It wasn’t quite as ugly as yesterday’s 3Y auction, but it certainly wasn’t pretty: moments ago the Treasury sold $35BN in a 10Y reopening (9Y-10M technically), which priced at another cycle high of 4.61%, above last month’s 4.289%, and the highest since August 2007. The auction also tailed then 4.592% When Issued by 1.8bps, which was not only the biggest 10Y auction tail since April, but was the 8th consecutive auction without a stop through (last month’s was on the screws).
The bid to cover printed at 2.50, down from 2.52 last month and the lowest since June.

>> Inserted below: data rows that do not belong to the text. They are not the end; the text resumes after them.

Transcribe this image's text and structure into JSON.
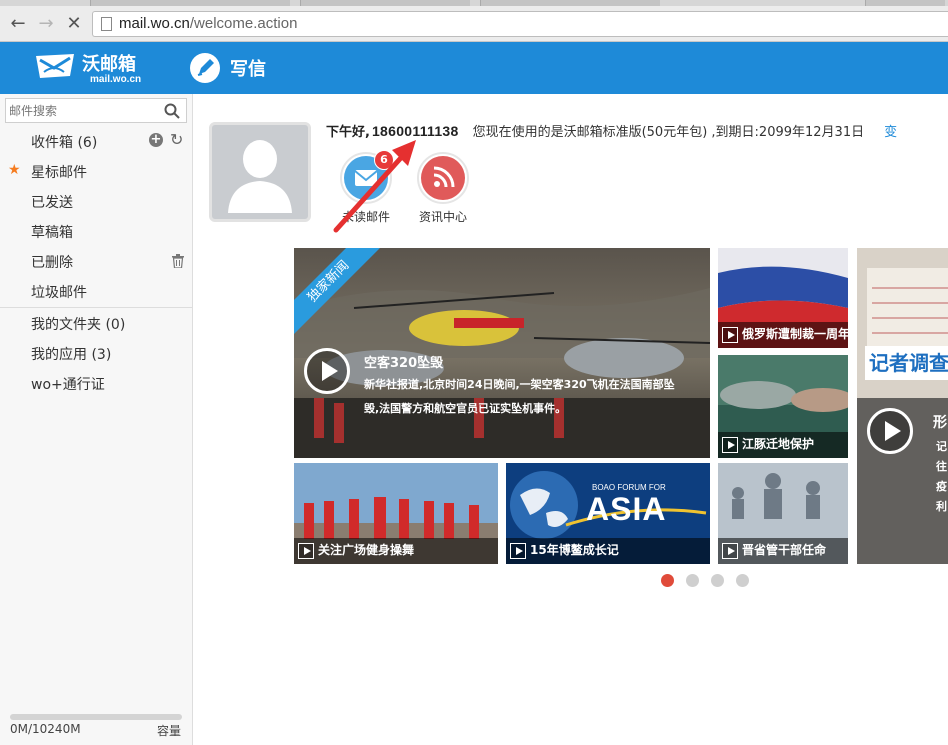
{
  "browser": {
    "url_host": "mail.wo.cn",
    "url_path": "/welcome.action"
  },
  "header": {
    "logo_title": "沃邮箱",
    "logo_sub": "mail.wo.cn",
    "compose_label": "写信"
  },
  "sidebar": {
    "search_placeholder": "邮件搜索",
    "folders": [
      {
        "label": "收件箱 (6)"
      },
      {
        "label": "星标邮件"
      },
      {
        "label": "已发送"
      },
      {
        "label": "草稿箱"
      },
      {
        "label": "已删除"
      },
      {
        "label": "垃圾邮件"
      }
    ],
    "extras": [
      {
        "label": "我的文件夹 (0)"
      },
      {
        "label": "我的应用 (3)"
      },
      {
        "label": "wo+通行证"
      }
    ],
    "quota_text": "0M/10240M",
    "quota_label": "容量",
    "quota_used_fraction": 0
  },
  "main": {
    "greeting_hello": "下午好,",
    "greeting_phone": "18600111138",
    "greeting_info": "您现在使用的是沃邮箱标准版(50元年包) ,到期日:2099年12月31日",
    "greeting_link": "变",
    "quick": [
      {
        "label": "未读邮件",
        "badge": "6",
        "icon": "mail-icon",
        "color": "#4aa6e3"
      },
      {
        "label": "资讯中心",
        "icon": "rss-icon",
        "color": "#e05a5a"
      }
    ],
    "news_main": {
      "ribbon": "独家新闻",
      "title": "空客320坠毁",
      "desc_line1": "新华社报道,北京时间24日晚间,一架空客320飞机在法国南部坠",
      "desc_line2": "毁,法国警方和航空官员已证实坠机事件。"
    },
    "tiles": [
      {
        "caption": "俄罗斯遭制裁一周年"
      },
      {
        "caption": "江豚迁地保护"
      },
      {
        "caption": "关注广场健身操舞"
      },
      {
        "caption": "15年博鳌成长记"
      },
      {
        "caption": "晋省管干部任命"
      }
    ],
    "side_feature": {
      "banner": "记者调查",
      "lines": [
        "形",
        "记",
        "往",
        "疫",
        "利"
      ]
    },
    "boao_small": "BOAO FORUM FOR",
    "boao_big": "ASIA",
    "pager_count": 4,
    "pager_active": 1
  }
}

The internals were concerning because while Indirects took down 60.3%, the lowest since Dec ’22 (and clearly below the six-auction average of 66.5), with Directs awarded 18.7% (also the highest since last December), it was the 20.9% allotted to Dealers – the highest since October 2022 – that was a red alert, because with Dealers still unwilling to hold US paper, the Fed may have no choice but to activate the mechanism that allows Dealers to activate the mechanism that permits them to flip their TSY holdings right back to the Fed. A mechanism better known as QE.
Overall, a subpar, disappointing auction which sucked on both on the top line and also in the internals. No surprise that 10Y yields have jumped to session highs in the moments after the poor auction.